Когда вернулся Хикеракли, они со Скопцовым — а вернее, он, его знакомства и Скопцов — создали… как же это назвать? Хикеракли собрал пяток своих «хороших приятелей», которым доверял, и в привычной своей весёлой манере растолковал им, что к чему, как теперь будет жить город, что такое Революционный Комитет и почему к нему разумно прислушиваться. В людях Хикеракли не ошибался никогда: то было позавчера, а уже вчера его слова на всяком углу перепевали студенты.
Перепевали-то они всё тот же меморандум, да с новыми нотами.

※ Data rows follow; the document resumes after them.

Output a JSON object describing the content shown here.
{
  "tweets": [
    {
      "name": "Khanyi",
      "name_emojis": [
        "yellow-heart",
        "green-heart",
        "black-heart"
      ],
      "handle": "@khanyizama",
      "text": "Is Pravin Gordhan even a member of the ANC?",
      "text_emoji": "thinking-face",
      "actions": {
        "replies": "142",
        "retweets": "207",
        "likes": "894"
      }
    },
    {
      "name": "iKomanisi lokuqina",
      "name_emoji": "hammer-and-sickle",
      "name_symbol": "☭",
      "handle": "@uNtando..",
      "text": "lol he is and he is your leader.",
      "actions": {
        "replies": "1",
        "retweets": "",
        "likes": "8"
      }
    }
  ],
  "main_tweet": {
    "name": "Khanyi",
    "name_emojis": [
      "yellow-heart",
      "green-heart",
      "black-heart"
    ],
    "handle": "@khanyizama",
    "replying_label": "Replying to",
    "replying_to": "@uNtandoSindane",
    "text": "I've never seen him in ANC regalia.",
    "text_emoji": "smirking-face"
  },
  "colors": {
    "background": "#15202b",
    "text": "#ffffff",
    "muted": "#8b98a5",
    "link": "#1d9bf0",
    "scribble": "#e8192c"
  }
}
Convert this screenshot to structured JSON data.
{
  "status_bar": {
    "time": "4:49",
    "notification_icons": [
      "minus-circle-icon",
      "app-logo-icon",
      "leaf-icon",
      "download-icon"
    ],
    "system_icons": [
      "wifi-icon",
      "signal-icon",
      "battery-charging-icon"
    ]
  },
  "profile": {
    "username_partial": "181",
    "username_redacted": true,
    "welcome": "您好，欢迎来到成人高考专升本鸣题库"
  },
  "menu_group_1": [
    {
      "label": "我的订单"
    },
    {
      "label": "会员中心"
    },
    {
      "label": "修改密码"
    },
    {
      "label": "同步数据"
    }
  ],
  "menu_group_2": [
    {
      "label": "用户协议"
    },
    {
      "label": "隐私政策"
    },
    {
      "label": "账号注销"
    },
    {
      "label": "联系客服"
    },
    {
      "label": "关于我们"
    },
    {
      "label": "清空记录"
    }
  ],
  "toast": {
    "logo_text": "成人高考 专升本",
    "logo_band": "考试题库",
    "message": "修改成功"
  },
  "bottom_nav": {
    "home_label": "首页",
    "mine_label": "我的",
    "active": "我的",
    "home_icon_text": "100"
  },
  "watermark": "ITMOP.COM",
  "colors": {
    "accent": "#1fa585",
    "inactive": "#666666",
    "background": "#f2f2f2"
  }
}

Революционный Комитет героизировался, и кое-кому уже начинало казаться, что они сами с первых же дней того же и хотели — и расстрела, и полного закрытия города, и пилить вагоны.
Пилить вагоны, да. Это, впрочем, была уже скорее заслуга графа — графа Набедренных, пожелавшего лично выступать в Академии, объяснять… не столько практические стороны, но — вот уж удивительно — практические выводы случались у слушателей сами. Например: Петерберг полностью заблокирован, но грядёт зима, и нужно есть. Еда имеется, ведь город торговый, и что было в замерших посреди путей поездах, как не зерно и мясо? Вот только, чтобы те не сгнили, поезда следует демонтировать, а еду — заготовить.
И студенты за это брались, и чем-то это для них отличалось от принудительного строительства второго кольца казарм — унизительного для образованных людей ручного труда. Чем? Наверное, графом Набедренных — наверное, Революционным Комитетом. Тем, что необходимость труда объяснили.